Mas terá sido mesmo assim, um movimento nacional unido contra o racismo? Não terá sido, toda essa comoção mais a ver com uma seletiva empatia que nos leva a sermos mais empáticos e solidários com uns e não com outros, a escolhermos quem, e o quê é merecedor da nossa solidariedade e preocupação? Toda essa comoção é porque, de facto, já interiorizámos que o racismo, em todas as suas formas, é crime do qual não podemos ser coniventes, tal como Marega não o foi? Que não terá sido mera coincidência este ser considerado um bom jogador, de grande clube, de um país com o qual temos uma eterna ligação? Ou que o que aconteceu com o jogador teria mesma empatia/comoção caso não houvesse excessiva mediatização do caso? Não duvido disso. Não tivesse se falado e se escrito tanto na imprensa estrangeira, Marega teria igual descaso que teve o guineense humilhado dentro de um transporte urbano de passageiros, aqui mesmo entre nós, que teve que levar com a dupla humilhação de ser alvo de comentários racistas e xenófobos por parte de um condutor e ainda da risada de uns quantos que, certamente, dias depois, terão ido às redes sociais expressar comoção pelos insultos sofridos pelo jogador portista.
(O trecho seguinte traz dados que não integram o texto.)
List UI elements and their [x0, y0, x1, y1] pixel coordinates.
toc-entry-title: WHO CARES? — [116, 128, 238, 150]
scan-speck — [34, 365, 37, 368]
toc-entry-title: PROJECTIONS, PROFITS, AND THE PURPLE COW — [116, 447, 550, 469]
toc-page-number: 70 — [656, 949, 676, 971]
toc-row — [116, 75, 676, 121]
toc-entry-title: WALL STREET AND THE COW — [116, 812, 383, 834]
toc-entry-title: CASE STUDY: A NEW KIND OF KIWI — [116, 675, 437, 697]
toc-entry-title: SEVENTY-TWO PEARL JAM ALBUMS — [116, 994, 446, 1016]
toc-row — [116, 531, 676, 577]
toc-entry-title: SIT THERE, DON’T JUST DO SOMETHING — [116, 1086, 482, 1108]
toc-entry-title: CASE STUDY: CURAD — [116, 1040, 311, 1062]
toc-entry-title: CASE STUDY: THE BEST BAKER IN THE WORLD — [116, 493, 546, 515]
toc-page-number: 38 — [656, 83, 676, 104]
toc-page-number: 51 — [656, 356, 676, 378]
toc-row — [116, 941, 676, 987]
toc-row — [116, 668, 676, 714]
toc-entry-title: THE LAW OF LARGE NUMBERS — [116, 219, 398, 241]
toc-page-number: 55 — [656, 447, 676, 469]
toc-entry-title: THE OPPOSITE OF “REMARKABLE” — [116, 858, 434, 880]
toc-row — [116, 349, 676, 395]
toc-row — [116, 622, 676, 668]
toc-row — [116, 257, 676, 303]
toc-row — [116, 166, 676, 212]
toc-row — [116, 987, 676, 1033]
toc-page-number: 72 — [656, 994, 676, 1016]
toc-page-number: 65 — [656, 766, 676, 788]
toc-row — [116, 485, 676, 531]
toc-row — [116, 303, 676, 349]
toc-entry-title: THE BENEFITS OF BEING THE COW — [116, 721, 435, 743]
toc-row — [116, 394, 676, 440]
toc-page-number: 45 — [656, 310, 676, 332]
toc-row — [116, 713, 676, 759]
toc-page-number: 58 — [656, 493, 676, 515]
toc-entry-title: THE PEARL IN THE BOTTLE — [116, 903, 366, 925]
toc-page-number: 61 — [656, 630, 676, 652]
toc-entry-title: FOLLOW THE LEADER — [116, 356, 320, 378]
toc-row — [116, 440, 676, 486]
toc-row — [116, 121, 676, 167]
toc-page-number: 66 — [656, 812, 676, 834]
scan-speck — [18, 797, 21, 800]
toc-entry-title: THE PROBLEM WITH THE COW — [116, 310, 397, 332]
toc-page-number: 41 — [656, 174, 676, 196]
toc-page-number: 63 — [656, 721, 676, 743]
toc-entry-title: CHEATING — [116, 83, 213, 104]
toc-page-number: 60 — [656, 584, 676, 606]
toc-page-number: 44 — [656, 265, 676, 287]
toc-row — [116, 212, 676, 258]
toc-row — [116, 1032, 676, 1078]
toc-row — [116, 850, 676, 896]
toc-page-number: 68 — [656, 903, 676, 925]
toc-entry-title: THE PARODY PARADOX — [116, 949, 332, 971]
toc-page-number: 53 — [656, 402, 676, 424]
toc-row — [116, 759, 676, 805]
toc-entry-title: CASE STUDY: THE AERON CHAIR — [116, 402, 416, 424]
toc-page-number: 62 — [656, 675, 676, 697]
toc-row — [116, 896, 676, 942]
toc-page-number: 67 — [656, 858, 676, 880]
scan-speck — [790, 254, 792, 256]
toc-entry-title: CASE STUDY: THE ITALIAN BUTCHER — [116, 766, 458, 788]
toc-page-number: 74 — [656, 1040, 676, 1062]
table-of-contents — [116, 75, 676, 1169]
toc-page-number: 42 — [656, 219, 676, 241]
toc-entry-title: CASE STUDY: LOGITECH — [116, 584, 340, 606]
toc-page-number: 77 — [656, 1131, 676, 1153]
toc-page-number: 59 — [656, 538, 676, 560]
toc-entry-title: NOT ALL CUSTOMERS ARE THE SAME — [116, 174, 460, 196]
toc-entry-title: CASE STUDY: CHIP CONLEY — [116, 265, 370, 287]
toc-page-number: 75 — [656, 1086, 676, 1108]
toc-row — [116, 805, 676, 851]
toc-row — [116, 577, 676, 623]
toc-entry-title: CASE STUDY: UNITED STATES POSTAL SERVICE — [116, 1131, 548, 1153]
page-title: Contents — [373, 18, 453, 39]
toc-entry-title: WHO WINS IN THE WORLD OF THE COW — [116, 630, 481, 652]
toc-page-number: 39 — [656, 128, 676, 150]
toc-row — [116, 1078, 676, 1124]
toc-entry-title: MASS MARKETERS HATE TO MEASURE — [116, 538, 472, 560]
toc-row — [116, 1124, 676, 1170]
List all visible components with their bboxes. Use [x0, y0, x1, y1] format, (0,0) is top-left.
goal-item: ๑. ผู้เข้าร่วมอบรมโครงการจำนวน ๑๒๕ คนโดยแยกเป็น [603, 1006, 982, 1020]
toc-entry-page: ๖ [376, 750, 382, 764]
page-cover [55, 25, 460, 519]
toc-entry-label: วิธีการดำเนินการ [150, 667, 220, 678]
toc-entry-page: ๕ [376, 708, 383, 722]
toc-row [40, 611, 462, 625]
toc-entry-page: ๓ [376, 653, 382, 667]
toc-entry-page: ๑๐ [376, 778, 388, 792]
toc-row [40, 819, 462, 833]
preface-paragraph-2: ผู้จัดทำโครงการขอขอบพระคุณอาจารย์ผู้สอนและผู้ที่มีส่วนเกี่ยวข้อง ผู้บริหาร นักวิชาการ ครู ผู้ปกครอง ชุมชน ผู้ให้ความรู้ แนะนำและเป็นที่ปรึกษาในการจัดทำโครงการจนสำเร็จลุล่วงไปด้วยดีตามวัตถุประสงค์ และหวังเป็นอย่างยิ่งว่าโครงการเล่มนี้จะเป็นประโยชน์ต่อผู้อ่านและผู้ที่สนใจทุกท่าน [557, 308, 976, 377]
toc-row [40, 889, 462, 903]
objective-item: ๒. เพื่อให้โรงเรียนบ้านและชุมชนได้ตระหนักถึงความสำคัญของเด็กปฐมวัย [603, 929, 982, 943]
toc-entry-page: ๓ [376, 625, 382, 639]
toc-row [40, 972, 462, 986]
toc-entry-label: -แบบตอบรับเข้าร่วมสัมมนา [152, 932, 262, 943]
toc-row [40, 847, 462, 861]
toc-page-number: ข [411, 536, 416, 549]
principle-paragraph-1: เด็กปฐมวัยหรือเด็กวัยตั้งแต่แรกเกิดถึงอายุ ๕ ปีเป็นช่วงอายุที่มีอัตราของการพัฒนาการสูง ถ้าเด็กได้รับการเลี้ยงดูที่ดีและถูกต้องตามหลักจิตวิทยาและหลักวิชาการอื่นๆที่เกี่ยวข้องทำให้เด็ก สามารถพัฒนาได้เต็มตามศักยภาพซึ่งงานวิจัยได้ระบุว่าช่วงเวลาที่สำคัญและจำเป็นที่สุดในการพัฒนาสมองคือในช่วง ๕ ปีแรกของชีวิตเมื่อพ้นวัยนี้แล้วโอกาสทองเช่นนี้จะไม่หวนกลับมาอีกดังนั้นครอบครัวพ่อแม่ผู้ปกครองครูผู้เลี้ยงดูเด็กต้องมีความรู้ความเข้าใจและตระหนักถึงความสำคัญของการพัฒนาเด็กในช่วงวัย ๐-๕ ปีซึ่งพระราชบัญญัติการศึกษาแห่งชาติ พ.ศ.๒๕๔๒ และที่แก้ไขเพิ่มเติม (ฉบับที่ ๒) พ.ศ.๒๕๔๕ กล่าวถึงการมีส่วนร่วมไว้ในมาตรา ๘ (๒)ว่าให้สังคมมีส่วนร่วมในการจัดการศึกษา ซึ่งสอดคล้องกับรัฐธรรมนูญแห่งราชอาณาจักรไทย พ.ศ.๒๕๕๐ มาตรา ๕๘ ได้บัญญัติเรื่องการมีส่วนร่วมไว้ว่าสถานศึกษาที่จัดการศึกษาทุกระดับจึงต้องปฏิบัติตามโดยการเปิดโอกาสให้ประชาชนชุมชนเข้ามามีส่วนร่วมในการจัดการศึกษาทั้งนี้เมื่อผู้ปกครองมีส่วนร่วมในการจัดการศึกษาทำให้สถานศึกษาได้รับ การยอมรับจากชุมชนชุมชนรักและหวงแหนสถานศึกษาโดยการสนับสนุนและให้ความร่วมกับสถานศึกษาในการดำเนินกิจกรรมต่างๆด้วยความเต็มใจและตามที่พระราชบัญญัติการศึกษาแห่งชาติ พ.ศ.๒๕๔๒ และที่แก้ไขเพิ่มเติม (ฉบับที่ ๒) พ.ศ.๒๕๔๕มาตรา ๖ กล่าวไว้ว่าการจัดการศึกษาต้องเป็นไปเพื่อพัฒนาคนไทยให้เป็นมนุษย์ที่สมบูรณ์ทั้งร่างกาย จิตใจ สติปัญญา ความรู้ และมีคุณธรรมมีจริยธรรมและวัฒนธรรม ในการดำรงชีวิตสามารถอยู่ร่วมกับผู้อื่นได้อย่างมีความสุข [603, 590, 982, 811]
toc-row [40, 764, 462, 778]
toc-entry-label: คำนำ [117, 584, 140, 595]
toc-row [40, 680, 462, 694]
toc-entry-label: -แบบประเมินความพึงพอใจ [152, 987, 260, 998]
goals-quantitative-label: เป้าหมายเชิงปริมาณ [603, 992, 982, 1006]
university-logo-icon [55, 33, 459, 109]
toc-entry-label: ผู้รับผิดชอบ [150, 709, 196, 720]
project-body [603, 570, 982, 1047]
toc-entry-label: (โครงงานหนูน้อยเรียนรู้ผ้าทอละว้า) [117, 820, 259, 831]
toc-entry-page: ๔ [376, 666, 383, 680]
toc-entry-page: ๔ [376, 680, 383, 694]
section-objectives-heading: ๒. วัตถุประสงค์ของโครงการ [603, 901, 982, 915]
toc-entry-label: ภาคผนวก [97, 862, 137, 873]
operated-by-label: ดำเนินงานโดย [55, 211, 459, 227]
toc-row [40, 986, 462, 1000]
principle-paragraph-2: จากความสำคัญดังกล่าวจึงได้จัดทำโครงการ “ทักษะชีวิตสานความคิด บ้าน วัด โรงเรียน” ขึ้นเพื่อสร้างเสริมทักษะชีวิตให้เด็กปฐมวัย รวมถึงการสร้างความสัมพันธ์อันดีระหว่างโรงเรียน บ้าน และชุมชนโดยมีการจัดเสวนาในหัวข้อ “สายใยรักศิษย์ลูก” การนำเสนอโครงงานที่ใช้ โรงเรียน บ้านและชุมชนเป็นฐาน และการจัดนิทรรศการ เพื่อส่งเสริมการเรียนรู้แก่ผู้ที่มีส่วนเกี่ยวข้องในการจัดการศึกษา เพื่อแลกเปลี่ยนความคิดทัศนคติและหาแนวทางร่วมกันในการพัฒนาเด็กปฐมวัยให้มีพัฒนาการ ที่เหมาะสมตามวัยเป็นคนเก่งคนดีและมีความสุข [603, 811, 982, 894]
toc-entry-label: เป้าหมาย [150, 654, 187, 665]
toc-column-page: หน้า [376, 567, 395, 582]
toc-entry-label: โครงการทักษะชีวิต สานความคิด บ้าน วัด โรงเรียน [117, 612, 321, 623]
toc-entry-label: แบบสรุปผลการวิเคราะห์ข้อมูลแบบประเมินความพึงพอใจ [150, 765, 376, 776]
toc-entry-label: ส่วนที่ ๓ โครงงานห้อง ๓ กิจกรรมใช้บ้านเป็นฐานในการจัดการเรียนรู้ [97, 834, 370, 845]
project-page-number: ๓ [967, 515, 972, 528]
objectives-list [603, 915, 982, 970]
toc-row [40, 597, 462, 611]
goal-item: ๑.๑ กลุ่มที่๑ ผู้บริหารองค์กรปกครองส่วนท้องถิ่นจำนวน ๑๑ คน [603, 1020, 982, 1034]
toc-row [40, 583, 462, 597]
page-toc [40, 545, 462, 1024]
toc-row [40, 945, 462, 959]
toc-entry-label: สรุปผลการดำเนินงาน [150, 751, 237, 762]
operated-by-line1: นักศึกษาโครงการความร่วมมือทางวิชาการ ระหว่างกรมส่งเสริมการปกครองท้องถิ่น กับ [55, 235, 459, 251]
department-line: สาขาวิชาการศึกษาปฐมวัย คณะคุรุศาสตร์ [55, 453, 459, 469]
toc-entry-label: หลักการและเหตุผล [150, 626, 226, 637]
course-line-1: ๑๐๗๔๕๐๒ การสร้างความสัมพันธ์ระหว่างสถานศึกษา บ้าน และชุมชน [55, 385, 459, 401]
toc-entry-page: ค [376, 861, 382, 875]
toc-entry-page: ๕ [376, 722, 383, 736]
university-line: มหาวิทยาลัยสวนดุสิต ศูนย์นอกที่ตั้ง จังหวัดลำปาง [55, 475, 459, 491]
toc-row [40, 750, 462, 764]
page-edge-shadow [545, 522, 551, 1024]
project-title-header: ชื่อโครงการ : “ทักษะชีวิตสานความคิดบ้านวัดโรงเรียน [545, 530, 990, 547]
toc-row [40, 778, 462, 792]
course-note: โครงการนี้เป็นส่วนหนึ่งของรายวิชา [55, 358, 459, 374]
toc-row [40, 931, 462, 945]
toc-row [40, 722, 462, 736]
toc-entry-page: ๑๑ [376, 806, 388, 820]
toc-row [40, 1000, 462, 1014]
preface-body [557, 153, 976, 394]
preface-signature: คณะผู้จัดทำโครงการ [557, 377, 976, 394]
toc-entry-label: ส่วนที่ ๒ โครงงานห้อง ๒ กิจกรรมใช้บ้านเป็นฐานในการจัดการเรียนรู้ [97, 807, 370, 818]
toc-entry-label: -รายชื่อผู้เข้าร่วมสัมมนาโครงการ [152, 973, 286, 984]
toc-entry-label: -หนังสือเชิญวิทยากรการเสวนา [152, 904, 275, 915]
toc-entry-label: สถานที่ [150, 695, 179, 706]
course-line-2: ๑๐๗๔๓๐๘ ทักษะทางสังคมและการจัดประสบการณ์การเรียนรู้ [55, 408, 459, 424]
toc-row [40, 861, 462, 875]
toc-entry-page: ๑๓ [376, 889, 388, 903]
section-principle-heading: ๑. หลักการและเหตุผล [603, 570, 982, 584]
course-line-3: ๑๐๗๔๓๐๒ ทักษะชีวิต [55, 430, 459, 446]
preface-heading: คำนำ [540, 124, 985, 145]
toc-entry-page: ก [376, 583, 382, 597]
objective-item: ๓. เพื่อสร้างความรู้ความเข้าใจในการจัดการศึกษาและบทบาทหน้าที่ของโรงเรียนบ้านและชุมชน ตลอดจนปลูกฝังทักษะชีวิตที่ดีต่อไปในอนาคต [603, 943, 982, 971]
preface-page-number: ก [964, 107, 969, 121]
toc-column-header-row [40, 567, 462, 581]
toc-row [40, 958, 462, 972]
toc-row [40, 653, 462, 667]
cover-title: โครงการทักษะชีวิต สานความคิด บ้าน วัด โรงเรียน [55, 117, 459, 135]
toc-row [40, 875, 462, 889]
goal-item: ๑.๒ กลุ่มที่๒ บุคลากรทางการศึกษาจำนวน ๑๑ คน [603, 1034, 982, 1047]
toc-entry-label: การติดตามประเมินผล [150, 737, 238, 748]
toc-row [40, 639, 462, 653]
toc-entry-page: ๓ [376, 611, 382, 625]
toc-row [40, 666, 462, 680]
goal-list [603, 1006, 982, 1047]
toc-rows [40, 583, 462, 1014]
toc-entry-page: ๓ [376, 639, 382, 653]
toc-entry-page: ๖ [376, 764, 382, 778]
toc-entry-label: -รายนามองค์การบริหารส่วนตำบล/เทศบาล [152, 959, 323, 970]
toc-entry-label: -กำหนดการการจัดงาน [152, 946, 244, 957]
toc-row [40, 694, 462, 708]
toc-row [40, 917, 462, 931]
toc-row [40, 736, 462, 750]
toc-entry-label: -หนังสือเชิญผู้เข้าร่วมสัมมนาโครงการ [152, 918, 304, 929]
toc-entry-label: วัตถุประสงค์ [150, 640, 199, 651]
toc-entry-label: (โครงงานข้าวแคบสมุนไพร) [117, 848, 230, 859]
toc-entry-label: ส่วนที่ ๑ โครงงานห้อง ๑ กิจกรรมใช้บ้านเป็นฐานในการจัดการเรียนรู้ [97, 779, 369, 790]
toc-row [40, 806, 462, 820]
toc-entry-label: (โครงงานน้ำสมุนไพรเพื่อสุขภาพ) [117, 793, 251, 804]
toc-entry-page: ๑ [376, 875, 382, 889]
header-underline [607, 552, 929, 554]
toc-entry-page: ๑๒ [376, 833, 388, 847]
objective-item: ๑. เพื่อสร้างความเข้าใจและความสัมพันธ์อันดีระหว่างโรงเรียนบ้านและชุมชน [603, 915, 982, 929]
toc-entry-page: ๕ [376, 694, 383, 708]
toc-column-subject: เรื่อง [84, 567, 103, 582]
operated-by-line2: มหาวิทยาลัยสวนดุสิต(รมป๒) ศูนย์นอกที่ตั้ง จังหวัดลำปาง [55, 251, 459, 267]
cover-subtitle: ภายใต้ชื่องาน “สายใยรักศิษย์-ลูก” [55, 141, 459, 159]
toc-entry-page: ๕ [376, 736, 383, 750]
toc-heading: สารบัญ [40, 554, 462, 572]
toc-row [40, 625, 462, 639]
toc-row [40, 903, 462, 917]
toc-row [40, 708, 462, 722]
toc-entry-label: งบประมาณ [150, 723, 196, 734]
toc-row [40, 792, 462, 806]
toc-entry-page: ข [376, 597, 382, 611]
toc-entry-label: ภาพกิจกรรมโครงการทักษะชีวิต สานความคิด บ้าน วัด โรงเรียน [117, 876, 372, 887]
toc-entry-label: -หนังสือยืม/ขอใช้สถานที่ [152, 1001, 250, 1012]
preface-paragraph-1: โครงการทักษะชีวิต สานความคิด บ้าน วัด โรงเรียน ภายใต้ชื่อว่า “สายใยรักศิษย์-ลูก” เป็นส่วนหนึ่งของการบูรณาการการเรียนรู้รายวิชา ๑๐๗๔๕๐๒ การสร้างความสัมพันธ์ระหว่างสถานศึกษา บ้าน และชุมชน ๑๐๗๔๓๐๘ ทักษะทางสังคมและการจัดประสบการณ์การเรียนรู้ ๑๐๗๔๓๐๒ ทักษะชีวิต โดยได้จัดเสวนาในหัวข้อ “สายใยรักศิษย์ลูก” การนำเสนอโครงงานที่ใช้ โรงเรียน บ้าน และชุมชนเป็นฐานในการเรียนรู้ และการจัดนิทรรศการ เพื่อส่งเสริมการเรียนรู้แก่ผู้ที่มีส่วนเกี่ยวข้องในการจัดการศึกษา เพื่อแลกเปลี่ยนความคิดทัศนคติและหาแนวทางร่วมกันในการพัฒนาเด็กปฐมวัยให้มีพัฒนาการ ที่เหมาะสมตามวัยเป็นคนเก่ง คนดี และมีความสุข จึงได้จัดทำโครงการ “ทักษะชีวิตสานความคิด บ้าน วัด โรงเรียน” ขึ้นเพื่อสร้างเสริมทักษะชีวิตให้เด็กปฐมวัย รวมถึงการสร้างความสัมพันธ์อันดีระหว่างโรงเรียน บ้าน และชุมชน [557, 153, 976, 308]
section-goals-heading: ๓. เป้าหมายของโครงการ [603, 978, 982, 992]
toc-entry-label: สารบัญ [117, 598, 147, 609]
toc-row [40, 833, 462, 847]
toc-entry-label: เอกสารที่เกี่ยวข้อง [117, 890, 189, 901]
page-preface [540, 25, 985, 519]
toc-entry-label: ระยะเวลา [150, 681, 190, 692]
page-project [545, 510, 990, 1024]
Isso nos remete à uma outra análise. A da grandeza e atenção que damos aos fenómenos que por cá vão acontecendo e de que forma a sua não mediatização, ou o silêncio de cada um, acaba por normalizar fenómenos inaceitáveis e remeter-nos a todos a uma espiral de alienamento e indiferença. Agora só me vem à cabeça a notícia da menina de 12 anos, abusada sexualmente por um taxista, na Ilha do Fogo. Estive a pesquisar a notícia e só a encontrei em dois órgãos públicos. Mas esse é só um exemplo. Um de muitos outros, de outras naturezas.  

Um caso só vira acontecimento importante se a Imprensa assim o quiser. Se alguém denunciar, repisar e repetir. Um caso só se torna causa quando a Imprensa – e não só! -, entenderem que há problemas que não podemos tratar com superficialidade sob o risco de se normalizarem e nos tornarem completamente insensíveis. É que se assim permitirmos, daremos aos monstros permissão para se acercarem da redoma e quando dermos conta já eles estarão instalados e…todos pagaremos um pouco por isso.